Kimi vendor verifier – verify accuracy of inference providers
Kimi’s AI “truth test” wins applause—plus side‑eye over cheats and a spicy AWS callout
TLDR: Kimi launched a tool to verify whether vendors run its models correctly and promises a public scorecard. The crowd cheers the accountability push, but some say it won’t catch deliberate fakers, the 15‑hour test is heavy, and an unverified AWS jab adds extra drama.
Is your AI catfishing you? Kimi just dropped the Kimi Vendor Verifier (KVV), a free “truth test” to check if cloud vendors are actually running its models correctly—and the comments are on fire. Fans say this is the missing piece of open‑source: not just releasing a model, but making sure it doesn’t get mangled in the wild. One user cheered that providers “quietly swap” cheaper settings and most folks never notice.
Kimi’s fix? A battery of six tests—from quick image checks to a brutal long‑form exam—that aim to catch sloppy setups and broken features. Plus, they’ve locked some “randomness knobs” (like temperature) in thinking mode, so providers can’t fudge the vibes. There’s even talk of a public leaderboard and official results to keep everyone honest.
But the drama? It’s spicy. Skeptics say KVV catches accidents, not bad actors: “Sketchy Provider” could still pretend to run the good stuff while pocketing the difference. Others groan that a 15‑hour test on high‑end gear isn’t exactly DIY, joking it’s a “bring a lunch” benchmark. And one commenter lobbed an unverified grenade at AWS Bedrock, claiming tool calls sometimes “silently end” conversations—cue popcorn.
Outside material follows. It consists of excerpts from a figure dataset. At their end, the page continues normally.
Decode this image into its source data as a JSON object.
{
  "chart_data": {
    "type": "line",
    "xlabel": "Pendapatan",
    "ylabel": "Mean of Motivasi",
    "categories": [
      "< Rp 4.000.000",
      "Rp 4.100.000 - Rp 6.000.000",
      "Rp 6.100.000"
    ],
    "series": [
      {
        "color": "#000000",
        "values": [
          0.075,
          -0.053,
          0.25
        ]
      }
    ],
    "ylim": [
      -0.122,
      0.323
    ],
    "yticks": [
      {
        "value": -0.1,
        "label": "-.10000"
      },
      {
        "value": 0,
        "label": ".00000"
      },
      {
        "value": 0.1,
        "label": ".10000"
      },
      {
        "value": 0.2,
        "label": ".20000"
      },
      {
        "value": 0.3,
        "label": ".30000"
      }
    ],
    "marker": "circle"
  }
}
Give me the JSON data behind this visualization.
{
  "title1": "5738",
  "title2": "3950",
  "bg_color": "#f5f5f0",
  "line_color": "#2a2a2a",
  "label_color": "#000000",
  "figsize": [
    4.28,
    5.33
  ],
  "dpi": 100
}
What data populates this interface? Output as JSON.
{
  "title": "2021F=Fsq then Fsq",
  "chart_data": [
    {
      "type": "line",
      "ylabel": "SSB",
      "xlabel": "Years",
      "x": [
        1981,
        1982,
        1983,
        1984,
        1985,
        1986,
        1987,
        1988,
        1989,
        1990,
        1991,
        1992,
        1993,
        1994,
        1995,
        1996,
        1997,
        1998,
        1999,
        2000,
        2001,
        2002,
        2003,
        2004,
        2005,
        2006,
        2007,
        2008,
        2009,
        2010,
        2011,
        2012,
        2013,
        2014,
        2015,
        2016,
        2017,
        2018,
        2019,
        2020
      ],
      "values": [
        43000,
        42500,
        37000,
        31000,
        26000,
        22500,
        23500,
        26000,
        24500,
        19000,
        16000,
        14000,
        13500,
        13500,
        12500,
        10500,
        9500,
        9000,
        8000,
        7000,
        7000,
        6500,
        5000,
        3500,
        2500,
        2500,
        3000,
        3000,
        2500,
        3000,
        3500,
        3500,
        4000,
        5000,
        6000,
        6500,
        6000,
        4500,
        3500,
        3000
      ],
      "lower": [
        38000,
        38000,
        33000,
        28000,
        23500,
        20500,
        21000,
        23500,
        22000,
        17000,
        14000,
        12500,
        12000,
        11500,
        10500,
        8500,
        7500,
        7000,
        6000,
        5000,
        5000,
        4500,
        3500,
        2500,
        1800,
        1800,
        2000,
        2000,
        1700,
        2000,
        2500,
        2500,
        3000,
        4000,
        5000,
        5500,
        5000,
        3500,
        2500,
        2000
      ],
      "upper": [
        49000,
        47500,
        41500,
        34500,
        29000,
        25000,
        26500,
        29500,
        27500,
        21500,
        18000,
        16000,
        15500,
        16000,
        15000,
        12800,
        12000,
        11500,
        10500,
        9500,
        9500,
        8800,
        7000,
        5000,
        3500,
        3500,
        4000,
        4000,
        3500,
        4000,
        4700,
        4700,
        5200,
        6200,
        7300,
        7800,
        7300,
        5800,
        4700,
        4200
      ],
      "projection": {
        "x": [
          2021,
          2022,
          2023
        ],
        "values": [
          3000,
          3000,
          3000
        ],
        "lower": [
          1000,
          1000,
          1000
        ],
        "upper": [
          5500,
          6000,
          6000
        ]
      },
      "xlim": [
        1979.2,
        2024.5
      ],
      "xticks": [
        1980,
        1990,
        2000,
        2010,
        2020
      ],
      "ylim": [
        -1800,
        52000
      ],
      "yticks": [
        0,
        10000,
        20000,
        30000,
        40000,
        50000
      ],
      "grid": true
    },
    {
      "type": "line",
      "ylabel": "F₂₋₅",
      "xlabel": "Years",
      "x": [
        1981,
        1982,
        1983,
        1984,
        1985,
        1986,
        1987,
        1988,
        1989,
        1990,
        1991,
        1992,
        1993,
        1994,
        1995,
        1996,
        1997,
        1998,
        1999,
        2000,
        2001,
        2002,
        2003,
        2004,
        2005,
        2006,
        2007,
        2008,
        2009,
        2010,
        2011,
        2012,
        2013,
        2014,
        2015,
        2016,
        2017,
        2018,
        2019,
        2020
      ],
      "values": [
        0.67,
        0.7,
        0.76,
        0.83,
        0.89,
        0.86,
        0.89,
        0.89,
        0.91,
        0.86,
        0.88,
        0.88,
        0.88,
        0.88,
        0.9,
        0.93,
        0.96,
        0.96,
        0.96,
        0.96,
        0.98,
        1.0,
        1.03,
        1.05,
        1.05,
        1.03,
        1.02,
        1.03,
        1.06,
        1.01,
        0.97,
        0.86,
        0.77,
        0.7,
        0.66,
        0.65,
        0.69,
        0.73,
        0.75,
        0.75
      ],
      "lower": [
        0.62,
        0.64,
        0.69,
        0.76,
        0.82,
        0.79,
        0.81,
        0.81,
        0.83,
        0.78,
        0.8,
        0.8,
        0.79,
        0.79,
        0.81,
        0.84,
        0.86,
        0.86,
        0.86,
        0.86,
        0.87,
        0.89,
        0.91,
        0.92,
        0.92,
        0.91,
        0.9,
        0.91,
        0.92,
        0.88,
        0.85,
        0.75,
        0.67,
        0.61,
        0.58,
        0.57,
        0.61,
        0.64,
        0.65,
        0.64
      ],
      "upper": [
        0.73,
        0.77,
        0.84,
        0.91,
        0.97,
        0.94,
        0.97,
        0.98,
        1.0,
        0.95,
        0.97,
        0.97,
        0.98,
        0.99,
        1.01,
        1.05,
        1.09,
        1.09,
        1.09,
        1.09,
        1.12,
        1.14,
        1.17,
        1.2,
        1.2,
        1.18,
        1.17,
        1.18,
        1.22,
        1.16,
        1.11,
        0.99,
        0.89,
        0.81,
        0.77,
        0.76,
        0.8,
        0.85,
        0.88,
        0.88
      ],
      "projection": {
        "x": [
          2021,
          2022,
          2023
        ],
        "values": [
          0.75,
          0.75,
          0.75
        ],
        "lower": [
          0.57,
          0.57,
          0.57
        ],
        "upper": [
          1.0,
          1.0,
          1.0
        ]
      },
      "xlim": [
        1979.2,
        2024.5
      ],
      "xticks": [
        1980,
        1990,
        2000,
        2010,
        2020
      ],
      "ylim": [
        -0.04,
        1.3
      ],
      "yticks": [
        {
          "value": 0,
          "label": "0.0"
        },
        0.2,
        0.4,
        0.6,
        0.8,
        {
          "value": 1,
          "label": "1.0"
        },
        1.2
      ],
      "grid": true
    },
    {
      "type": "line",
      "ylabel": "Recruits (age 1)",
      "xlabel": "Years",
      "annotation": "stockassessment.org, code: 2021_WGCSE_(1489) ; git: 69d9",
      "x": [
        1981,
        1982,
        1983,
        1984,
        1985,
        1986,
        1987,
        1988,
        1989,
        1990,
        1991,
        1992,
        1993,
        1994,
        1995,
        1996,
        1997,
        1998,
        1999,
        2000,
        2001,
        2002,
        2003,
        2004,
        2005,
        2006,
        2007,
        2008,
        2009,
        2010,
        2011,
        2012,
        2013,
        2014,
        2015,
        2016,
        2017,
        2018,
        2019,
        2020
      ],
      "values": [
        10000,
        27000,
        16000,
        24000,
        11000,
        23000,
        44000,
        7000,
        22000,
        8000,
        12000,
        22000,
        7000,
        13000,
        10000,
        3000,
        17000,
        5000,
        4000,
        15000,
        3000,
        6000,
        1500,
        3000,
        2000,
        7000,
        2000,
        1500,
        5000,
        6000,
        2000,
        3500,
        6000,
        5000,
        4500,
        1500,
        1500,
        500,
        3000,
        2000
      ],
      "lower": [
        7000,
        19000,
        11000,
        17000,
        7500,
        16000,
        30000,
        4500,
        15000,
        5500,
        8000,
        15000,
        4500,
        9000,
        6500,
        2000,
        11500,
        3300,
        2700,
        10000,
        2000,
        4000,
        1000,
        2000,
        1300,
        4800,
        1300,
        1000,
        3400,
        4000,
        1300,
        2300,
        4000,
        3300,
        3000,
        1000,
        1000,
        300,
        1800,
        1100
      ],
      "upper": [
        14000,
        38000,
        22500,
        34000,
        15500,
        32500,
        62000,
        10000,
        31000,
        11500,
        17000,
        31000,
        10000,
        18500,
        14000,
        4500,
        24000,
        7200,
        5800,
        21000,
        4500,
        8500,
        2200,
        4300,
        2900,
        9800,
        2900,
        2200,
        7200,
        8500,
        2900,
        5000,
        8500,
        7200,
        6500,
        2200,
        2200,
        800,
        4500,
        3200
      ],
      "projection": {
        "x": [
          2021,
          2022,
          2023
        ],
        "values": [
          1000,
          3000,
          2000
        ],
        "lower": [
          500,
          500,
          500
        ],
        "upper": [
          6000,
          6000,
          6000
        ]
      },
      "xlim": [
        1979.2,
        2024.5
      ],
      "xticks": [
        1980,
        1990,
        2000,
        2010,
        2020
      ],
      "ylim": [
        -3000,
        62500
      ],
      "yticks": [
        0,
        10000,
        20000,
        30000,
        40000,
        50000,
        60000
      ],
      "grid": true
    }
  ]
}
Love it or side‑eye it, the community wants a scoreboard and receipts.
Key Points
- •Kimi open-sourced the Kimi Vendor Verifier (KVV) with the release of its K2.6 model to validate third-party inference correctness.
- •KVV includes six targeted evaluations (Pre-Verification, OCRBench, MMMU Pro, AIME2025, K2VV ToolCall, SWE-Bench) to surface infrastructure-related failures.
- •Initial issues were traced to decoding parameter misuse; Kimi now enforces Temperature=1.0 and TopP=0.95 in Thinking mode with validation of returned thinking content.
- •Kimi will provide pre-release validation, maintain a public vendor leaderboard, and collaborate with vLLM, SGLang, and KTransformers to upstream fixes.
- •Full evaluation runs took ~15 hours on two NVIDIA H20 8-GPU servers; scripts support streaming, automatic retries, and checkpoint resumption.